The bank cut its price target on the stock to $31 from $52 in a research note circulated to investors Friday morning, pointing to its expectations of more downward earnings revisions ahead.
Hertz trimmed its full-year earnings guidance to a 51 cent-to-88 cent per share range from $2.75-to-$3.50 when it released third quarter results after the market closed Monday. The stock lost as much as half of its market value the following day before it pared back some of its losses. It has traded steadily since. Despite the precipitous drop, billionaire investor Carl Icahn said he purchased 15 million shares of Hertz, which more than doubled his previous investment and gives him roughly a 35% stake in the company.
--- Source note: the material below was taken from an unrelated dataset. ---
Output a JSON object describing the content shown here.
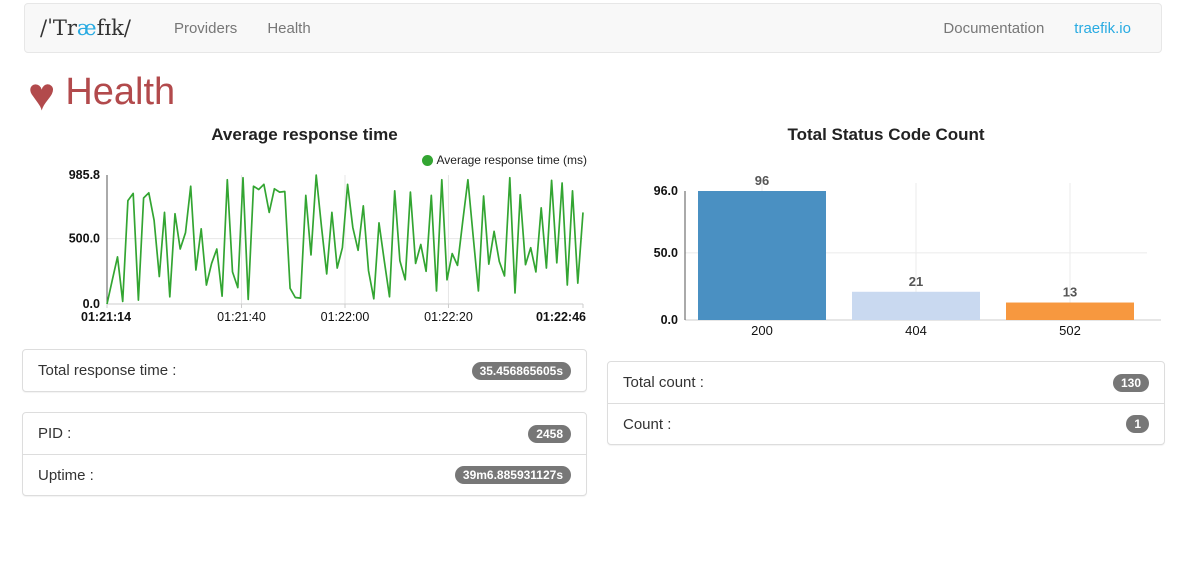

The company attributed the darker forecast to depreciation on its vehicles and slower-than-expected cost savings, but Barclays sees a different narrative. Analyst Brian Johnson wrote that the revision was "partially a function of deterioration in demand (international and U.S. corporate), overly aggressive prior guidance and mis-execution (biting off more than it could chew).
Johnson believes that earnings growth will remain sluggish.
"While there may still be compelling long-term potential for the stock to the extent Hertz is able to make progress around its earnings targets, investors are unlikely to be buyers anytime soon," he added.